The Reverend John Taylor, who has died at the age of 85, was a fine example of the Church of Scotland’s concern for and involvement in education since the days of John Knox’s unfulfilled vision of a church and school in every parish.

He was born in Swansea, however, and educated mostly beyond Scotland. He attended Swansea Grammar and Dynevor Secondary before going to Worcester College, Oxford, in 1943.

His student days were interrupted by service as a Royal Signals Instructor from 1945-48, when he returned to Worcester College, graduating with honours in 1949. He then studied for the ministry at Glasgow and graduated in divinity in 1952.

His ministries took him from Glasgow North Kelvinside and Eastwood to Lincluden Church in Dumfries, and the Presbyterian Church of England, Woolston St Mary’s in Southampton. His last charge was St Andrews in Irvine.

After 10 years there, he left the parish ministry to go into teaching and was appointed a teacher of religious education in Ravenscraig Academy in Irvine. He later became depute headteacher at Garnock Academy in Kilbirnie and then headteacher of Auchenharvie Academy in Stevenston, a post he held until he retired in 1989.

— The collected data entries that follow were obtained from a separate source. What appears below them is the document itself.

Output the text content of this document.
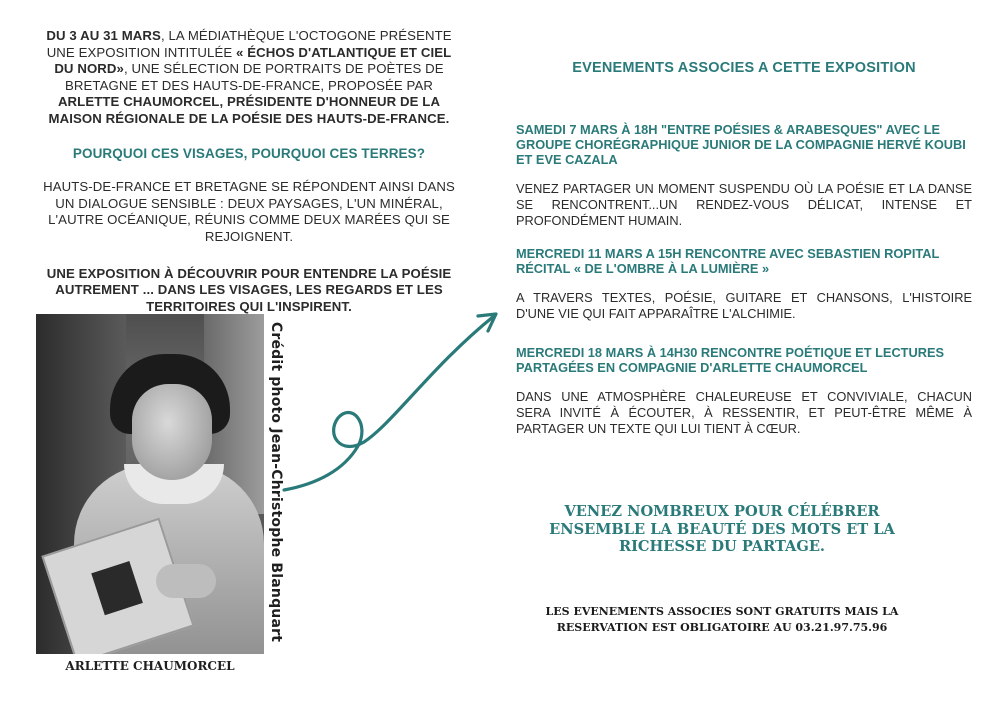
DU 3 AU 31 MARS, LA MÉDIATHÈQUE L'OCTOGONE PRÉSENTE UNE EXPOSITION INTITULÉE « ÉCHOS D'ATLANTIQUE ET CIEL DU NORD», UNE SÉLECTION DE PORTRAITS DE POÈTES DE BRETAGNE ET DES HAUTS-DE-FRANCE, PROPOSÉE PAR ARLETTE CHAUMORCEL, PRÉSIDENTE D'HONNEUR DE LA MAISON RÉGIONALE DE LA POÉSIE DES HAUTS-DE-FRANCE.

POURQUOI CES VISAGES, POURQUOI CES TERRES?

HAUTS-DE-FRANCE ET BRETAGNE SE RÉPONDENT AINSI DANS UN DIALOGUE SENSIBLE : DEUX PAYSAGES, L'UN MINÉRAL, L'AUTRE OCÉANIQUE, RÉUNIS COMME DEUX MARÉES QUI SE REJOIGNENT.

UNE EXPOSITION À DÉCOUVRIR POUR ENTENDRE LA POÉSIE AUTREMENT ... DANS LES VISAGES, LES REGARDS ET LES TERRITOIRES QUI L'INSPIRENT.

Crédit photo Jean-Christophe Blanquart
ARLETTE CHAUMORCEL
EVENEMENTS ASSOCIES A CETTE EXPOSITION
SAMEDI 7 MARS À 18H "ENTRE POÉSIES & ARABESQUES" AVEC LE GROUPE CHORÉGRAPHIQUE JUNIOR DE LA COMPAGNIE HERVÉ KOUBI ET EVE CAZALA
VENEZ PARTAGER UN MOMENT SUSPENDU OÙ LA POÉSIE ET LA DANSE SE RENCONTRENT...UN RENDEZ-VOUS DÉLICAT, INTENSE ET PROFONDÉMENT HUMAIN.
MERCREDI 11 MARS A 15H RENCONTRE AVEC SEBASTIEN ROPITAL
RÉCITAL « DE L'OMBRE À LA LUMIÈRE »
A TRAVERS TEXTES, POÉSIE, GUITARE ET CHANSONS, L'HISTOIRE D'UNE VIE QUI FAIT APPARAÎTRE L'ALCHIMIE.
MERCREDI 18 MARS À 14H30 RENCONTRE POÉTIQUE ET LECTURES PARTAGÉES EN COMPAGNIE D'ARLETTE CHAUMORCEL
DANS UNE ATMOSPHÈRE CHALEUREUSE ET CONVIVIALE, CHACUN SERA INVITÉ À ÉCOUTER, À RESSENTIR, ET PEUT-ÊTRE MÊME À PARTAGER UN TEXTE QUI LUI TIENT À CŒUR.
VENEZ NOMBREUX POUR CÉLÉBRER ENSEMBLE LA BEAUTÉ DES MOTS ET LA RICHESSE DU PARTAGE.
LES EVENEMENTS ASSOCIES SONT GRATUITS MAIS LA RESERVATION EST OBLIGATOIRE AU 03.21.97.75.96
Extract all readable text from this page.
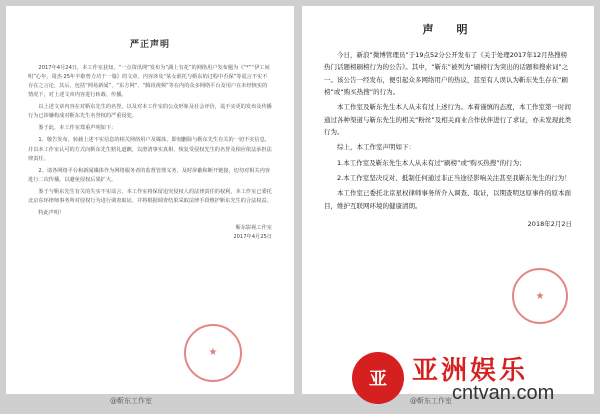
严正声明

2017年4月24日，本工作室获知，“一点资讯网”发布为“湖上有花”的网络用户发布题为《“*”“伊工间明”心年，周杰·25年半歇势力功干一篇》的文章，内容涉及“某女谁托与靳东的过程中否保”等谎言不实不存在之言论，其后，包括“网易新闻”、“东方网”、“腾讯视频”等在内的众多网络平台及用户在未经核实的情况下，对上述文章内容进行转载、传播。

以上述文章内容在对靳东先生的名誉，以及对本工作室的公众形象及社会评价，谎不实更的发布及传播行为已涉嫌构成对靳东先生名誉权的严重侵犯。

鉴于此，本工作室郑重声明如下：

1、敬告发布、转载上述不实信息的相关网络用户及媒体，即刻删除与靳东先生有关的一切不实信息，并以本工作室认可的方式向靳东先生赔礼道歉，以澄清事实真相、恢复受侵权先生的名誉及相应依法承担法律责任。

2、请各网络平台和新闻媒体作为网络服务者的监督管理义务，及时屏蔽和断开链接，切勿对相关内容进行二次传播，以避免侵权后果扩大。

鉴于与靳东先生有关的失实不实谣言，本工作室将保留追究侵权人的法律责任的权利，本工作室已委托北京东环律师事务所对侵权行为进行调查取证，并将根据调查结果采取法律手段维护靳东先生的合法权益。

特此声明！

靳东影视工作室
2017年4月25日
★
声　明

今日，新浪“微博管理员”于19点52分公开发布了《关于处理2017年12月热搜榜热门话题榜刷榜行为的公告》。其中，“靳东”被列为“刷榜行为突出的话题和搜索词”之一。该公告一经发布，便引起众多网络用户的热议，甚至有人误认为靳东先生存在“刷榜”或“购买热搜”的行为。

本工作室及靳东先生本人从未有过上述行为。本着谨慎的态度，本工作室第一时间通过各种渠道与靳东先生的相关“粉丝”及相关商业合作伙伴进行了求证，亦未发现此类行为。

综上，本工作室声明如下：

1.本工作室及靳东先生本人从未有过“刷榜”或“购买热搜”的行为；

2.本工作室坚决反对、抵制任何通过非正当途径影响关注甚至我靳东先生的行为！

本工作室已委托北京星权律师事务所介入调查、取证，以期查明这原事件的原本面目，维护互联网环境的健康清朗。

2018年2月2日
★
@靳东工作室	@靳东工作室
亚 亚洲娱乐
cntvan.com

While he was recognised as an able and visionary headteacher, he was also committed to making sure that religious education was a properly recognised subject in the school curriculum.

He chaired the working party that set up the O grade in religious studies, and he was a chairman of the Scottish Examination Board for religious studies for six years. He also chaired the Central Support Group for Creative and Aesthetic Studies.

John Taylor’s importance in the world of education was recognised when he was elected chairman of the Forum on Scottish Education, and when he was made a Fellow of the Educational Institute of Scotland in 1996.

He was the natural person to be appointed to be a church representative on the education committee of the then Strathclyde Regional Council. It was also inevitable that the General Assembly of the Church of Scotland would want to benefit from his advice, and in 1988 he became a member of the assembly’s committee on education, taking over as convener in 1989, a post he held until 1995.

In 1990, he became the associate minister of Galston Parish Church, and in 1992 he was elected moderator of the Presbytery of Irvine and Kilmarnock. When his term as convener of the general assembly’s education committee ended, the assembly warmly recognised how much both education and the church owed “to his keen analytical mind and to his Christian convictions”.